Re: [PATCH v5 4/8] crash: generic crash hotplug support infrastructure

From: Eric DeVolder
Date: Fri Apr 01 2022 - 14:33:39 EST




On 3/28/22 20:10, Baoquan He wrote:
On 03/28/22 at 11:08am, Eric DeVolder wrote:
Baoquan, a comment below.
eric

On 3/24/22 09:37, Eric DeVolder wrote:


On 3/24/22 09:33, Baoquan He wrote:
On 03/24/22 at 08:53am, Eric DeVolder wrote:
Baoquan,
Thanks, I've offered a minor correction below.
eric

On 3/24/22 08:49, Baoquan He wrote:
On 03/24/22 at 09:38pm, Baoquan He wrote:
On 03/03/22 at 11:27am, Eric DeVolder wrote:
This patch introduces a generic crash hot plug/unplug infrastructure
for CPU and memory changes. Upon CPU and memory changes, a generic
crash_hotplug_handler() obtains the appropriate lock, does some
important house keeping and then dispatches the hot plug/unplug event
to the architecture specific arch_crash_hotplug_handler(), and when
that handler returns, the lock is released.
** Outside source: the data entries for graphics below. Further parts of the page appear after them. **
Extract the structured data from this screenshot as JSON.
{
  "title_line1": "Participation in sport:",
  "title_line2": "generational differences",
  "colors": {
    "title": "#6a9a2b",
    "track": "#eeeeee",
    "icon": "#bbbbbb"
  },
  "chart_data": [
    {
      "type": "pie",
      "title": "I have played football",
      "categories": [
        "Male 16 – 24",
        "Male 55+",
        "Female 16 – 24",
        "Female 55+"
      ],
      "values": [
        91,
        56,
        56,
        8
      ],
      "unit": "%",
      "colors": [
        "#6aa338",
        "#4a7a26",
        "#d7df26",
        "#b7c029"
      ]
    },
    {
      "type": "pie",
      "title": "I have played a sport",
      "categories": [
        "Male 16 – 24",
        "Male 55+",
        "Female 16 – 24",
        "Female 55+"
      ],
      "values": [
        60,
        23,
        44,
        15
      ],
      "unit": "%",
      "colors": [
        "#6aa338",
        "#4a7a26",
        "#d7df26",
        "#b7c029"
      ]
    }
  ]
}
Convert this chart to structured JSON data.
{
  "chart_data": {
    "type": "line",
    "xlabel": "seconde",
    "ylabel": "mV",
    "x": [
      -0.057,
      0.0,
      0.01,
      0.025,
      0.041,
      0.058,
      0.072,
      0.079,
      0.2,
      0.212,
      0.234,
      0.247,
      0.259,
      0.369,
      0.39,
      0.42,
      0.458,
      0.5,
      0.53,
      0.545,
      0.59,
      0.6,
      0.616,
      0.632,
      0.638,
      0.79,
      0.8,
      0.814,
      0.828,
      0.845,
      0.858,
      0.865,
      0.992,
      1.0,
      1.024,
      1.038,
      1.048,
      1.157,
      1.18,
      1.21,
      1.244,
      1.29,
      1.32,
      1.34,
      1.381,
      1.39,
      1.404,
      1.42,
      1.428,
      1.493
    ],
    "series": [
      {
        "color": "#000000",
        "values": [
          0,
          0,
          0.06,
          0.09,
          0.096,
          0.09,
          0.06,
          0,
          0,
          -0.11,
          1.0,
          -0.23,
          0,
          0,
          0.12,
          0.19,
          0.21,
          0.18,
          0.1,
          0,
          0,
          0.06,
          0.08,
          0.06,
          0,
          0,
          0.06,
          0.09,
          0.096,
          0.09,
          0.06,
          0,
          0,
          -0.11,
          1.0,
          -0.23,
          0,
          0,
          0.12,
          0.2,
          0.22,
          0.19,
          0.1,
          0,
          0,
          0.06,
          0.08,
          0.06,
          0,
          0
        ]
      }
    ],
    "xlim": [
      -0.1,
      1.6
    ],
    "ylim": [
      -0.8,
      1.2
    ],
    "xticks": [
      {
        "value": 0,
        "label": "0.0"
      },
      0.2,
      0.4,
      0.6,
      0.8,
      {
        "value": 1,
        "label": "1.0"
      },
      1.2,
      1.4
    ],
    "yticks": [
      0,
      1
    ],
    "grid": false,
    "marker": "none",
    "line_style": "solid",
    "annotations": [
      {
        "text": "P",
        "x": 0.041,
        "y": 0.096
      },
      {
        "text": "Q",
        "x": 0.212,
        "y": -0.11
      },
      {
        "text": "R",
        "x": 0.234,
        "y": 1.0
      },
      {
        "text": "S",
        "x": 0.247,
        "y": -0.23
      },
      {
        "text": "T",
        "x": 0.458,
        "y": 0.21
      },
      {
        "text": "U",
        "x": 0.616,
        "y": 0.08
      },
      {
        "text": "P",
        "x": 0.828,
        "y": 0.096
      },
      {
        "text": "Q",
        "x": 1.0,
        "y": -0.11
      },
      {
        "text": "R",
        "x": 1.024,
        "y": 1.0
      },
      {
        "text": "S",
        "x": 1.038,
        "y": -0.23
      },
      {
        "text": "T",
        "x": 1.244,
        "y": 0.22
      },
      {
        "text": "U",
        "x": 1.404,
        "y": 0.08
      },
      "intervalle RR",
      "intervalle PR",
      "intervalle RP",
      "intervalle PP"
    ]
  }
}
This patch modifies crash_core.c to implement a subsys_initcall()
function that installs handlers for hot plug/unplug events. If CPU
hotplug is enabled, then cpuhp_setup_state() is invoked to register a
handler for CPU changes. Similarly, if memory hotplug is enabled, then
register_memory_notifier() is invoked to install a handler for memory
changes. These handlers in turn invoke the common generic handler
crash_hotplug_handler().

On the CPU side, cpuhp_setup_state_nocalls() is invoked with parameter
CPUHP_AP_ONLINE_DYN. While this works, when a CPU is being unplugged,
the CPU still shows up in foreach_present_cpu() during the regeneration
of the new CPU list, thus the need to explicitly check and exclude the
soon-to-be offlined CPU in crash_prepare_elf64_headers().

On the memory side, each un/plugged memory block passes through the
handler. For example, if a 1GiB DIMM is hotplugged, that generate 8
memory events, one for each 128MiB memblock.

I rewrite the log as below with my understanding. Hope it's simpler to
help people get what's going on here. Please consider to take if it's
OK to you or adjust based on this. The code looks good to me.

Made some tuning:

crash: add generic infrastructure for crash hotplug support

Upon CPU and memory changes, a generic crash_hotplug_handler() is added
to dispatch the hot plug/unplug event to the architecture specific
arch_crash_hotplug_handler(). During the process, kexec_mutex need be
held.

To support cpu hotplug, one callback pair are registered to capture
KEXEC_CRASH_HP_ADD_CPU and KEXEC_CRASH_HP_REMOVE_CPU events via
cpuhp_setup_state_nocalls().
s/KEXEC_CRASH_HP_ADD}REMOVE_CPU/CPUHP_AP_ONLINE_DYN/ as the KEXEC_CRASH are the
names I've introduced with this patch?

Right.

Updated commit message.


While checking it, I notice hp_action which you don't use actually.
Can you reconsider that part of design, the hp_action, the a, b
parameter passed to handler?

Sure I can remove. I initially put in there as this was generic
infrastructure and not sure if it would benefit others.
eric


Actually, I will keep the hp_action as the work by Sourabh Jain for PPC uses
the hp_action. I'll drop the a and b.

Sounds great.

Turns out hp_action and a are utilized, so I just left it alone. If you'd rather I remove b, I can do so.



Also, shall I post v6, or are you still looking at patches 7 and 8?

Will check today, thanks for the effort.